20 Jahre danach gibt der Fall
Aldo Moro weiter Rätsel auf


Vor zwanzig Jahren, am 16. März 1978, wurde der italienische Politiker Aldo Moro von Linksterroristen entführt und nach 55 Tagen Gefangenschaft ermordet. Trotz mehrerer Prozesse ermittelt die Staatsanwaltschaft in dem mysteriösen Fall weiter.

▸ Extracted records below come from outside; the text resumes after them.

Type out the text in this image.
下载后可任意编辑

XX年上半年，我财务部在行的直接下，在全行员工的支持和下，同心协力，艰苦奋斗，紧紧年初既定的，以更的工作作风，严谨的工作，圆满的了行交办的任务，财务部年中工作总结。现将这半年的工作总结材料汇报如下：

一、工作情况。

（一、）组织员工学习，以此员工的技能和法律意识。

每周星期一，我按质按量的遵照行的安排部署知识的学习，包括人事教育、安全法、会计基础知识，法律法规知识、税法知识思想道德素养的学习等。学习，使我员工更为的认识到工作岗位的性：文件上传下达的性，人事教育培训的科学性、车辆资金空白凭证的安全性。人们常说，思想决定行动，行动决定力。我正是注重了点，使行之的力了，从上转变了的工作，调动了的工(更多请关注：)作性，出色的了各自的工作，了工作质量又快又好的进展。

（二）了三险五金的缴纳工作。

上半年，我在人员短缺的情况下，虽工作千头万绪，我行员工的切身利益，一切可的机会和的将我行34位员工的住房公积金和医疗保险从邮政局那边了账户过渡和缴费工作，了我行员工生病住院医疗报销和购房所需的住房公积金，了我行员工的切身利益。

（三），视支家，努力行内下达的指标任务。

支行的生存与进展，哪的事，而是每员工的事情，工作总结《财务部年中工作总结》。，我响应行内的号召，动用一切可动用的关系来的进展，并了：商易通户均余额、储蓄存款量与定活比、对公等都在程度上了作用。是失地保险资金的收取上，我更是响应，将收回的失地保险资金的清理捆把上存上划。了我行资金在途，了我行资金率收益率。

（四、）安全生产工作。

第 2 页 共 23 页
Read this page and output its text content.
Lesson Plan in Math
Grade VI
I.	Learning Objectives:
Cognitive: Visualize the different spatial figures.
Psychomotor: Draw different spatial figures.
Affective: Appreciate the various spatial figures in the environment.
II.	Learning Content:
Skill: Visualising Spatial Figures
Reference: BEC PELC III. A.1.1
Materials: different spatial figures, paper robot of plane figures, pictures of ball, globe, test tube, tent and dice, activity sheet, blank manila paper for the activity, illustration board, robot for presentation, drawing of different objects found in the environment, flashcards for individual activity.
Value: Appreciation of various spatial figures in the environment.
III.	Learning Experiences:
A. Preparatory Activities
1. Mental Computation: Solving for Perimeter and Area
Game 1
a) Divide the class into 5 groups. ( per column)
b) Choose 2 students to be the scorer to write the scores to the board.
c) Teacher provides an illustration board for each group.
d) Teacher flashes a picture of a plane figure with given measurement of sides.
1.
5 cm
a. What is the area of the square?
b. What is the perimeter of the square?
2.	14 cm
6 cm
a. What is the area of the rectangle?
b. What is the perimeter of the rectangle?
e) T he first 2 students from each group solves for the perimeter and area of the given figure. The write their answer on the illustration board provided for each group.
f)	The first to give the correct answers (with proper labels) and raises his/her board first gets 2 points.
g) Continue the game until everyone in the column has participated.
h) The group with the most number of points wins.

ROM (SN, APA). Auf offener Straße wurde vor zwei Jahrzehnten einer der angesehensten Politiker Italiens, der damals 62jährige Parteichef der Christdemokraten und Ex-Regierungschef Aldo Moro, in Rom von einem Kommando der linksterroristischen "Roten Brigaden" entführt. Man brachte Moro in eine von der Terrorgruppe angemietete römische Wohnung. 55 Tage später wurde der Politiker brutal umgebracht. Derzeit läuft die sechste Untersuchung, die die Staatsanwaltschaft in diesem mysteriösen Mordfall eingeleitet hat. Es geht dabei vor allem um die Hintergründe der Gefangenschaft Moros.

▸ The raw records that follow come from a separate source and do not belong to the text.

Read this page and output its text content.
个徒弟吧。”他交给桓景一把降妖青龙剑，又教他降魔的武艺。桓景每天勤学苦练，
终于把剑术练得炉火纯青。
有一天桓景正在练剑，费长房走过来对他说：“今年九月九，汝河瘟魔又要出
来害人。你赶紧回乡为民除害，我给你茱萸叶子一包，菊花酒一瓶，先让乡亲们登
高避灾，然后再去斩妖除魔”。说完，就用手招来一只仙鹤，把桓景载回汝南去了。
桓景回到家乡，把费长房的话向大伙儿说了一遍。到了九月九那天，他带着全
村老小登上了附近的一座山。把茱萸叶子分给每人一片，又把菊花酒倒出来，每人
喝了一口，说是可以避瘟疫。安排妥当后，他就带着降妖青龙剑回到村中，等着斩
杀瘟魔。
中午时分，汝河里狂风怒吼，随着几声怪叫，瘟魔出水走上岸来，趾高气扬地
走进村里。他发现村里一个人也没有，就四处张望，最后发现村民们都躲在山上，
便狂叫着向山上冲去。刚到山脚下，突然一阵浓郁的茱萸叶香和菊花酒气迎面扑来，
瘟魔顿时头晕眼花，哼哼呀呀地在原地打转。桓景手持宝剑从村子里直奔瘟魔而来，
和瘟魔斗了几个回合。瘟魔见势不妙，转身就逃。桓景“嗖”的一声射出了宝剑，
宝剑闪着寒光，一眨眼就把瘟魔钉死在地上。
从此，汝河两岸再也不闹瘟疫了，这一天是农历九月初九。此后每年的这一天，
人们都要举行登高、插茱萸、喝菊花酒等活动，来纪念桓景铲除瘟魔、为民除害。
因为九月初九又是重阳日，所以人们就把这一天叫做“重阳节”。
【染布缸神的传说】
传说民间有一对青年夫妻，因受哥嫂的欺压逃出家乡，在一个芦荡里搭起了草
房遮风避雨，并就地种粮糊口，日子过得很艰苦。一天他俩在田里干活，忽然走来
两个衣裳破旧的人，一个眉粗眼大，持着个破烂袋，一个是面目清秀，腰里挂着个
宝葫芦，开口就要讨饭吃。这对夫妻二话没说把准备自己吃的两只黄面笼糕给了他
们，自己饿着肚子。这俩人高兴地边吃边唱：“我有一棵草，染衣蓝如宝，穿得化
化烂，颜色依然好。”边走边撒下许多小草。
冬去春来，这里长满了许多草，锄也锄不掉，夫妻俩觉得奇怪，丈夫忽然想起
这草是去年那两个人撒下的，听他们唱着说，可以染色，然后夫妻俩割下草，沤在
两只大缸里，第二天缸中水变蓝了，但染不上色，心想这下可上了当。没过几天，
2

Im Zusammenhang mit der Bluttat fanden vier Prozesse statt, bei denen rund 20 Terroristen lebenslange Haftstrafen erhielten. Der letzte Prozeß in dieser Serie endete erst im Juli 1996. Mittlerweile ist jedoch der Mörder des Politikers, der 49jährige Mario Moretti, im offenen Strafvollzug, wie auch die übrigen Mitglieder des Kommandos. Moretti hatte erst im Oktober 1993 gestanden, die tödlichen Kugeln auf Moro abgefeuert zu haben. Er war 16 Jahre in Haft. Doch um die Terroristen geht es mittlerweile nicht mehr. Die Staatsanwaltschaft überprüft derzeit, ob auch die Geheimdienste die Finger mit im Spiel hatten. Vor einigen Monaten hatten nämlich sechs Parlamentarier der oppositionellen Mitte-Rechts-Allianz bekanntgegeben, daß das Gebäude, in dem Moro gefangengehalten wurde, einer Gesellschaft gehörte, die eigentlich unter der Kontrolle des zivilen Geheimdienstes SISDE stand. Nie bestätigt wurden Informationen, die "Roten Brigaden" seien von der Mafia infiltriert worden oder hätten von Geheimdiensten Angebote zur Zusammenarbeit erhalten. Weitere Spekulationen ranken sich um die Frage, warum die damalige Regierung unter dem Christdemokraten Giulio Andreotti Verhandlungen mit den Terroristen kategorisch abgelehnt hatte, obwohl Moro dringend darum bat. Andreotti soll während der Entführung Moros die Vernichtung eines Anti-Terrorplans angeordnet haben, dem zufolge in Italien Sondereinheiten zur Bekämpfung des Linksterrorismus aufgebaut werden sollten. Ein Richter hatte Hinweise auf den Plan jüngst in einem Geheimarchiv entdeckt.

Andreotti muß sich derzeit vor Gericht nicht nur wegen Zusammenarbeit mit der Mafia verantworten, sondern auch, weil er die Ermordung eines Journalisten in Auftrag gegeben haben soll. Der Journalist war offenbar deshalb gefährlich, weil er Dokumente über Moros Tod veröffentlichen wollte. Im Mittelpunkt der Nachforschungen stehen von Moro während seiner Gefangenheit angefertigte Notizen, in denen er über seine Erfahrungen nachdenkt und abrechnet - vor allem mit Andreotti.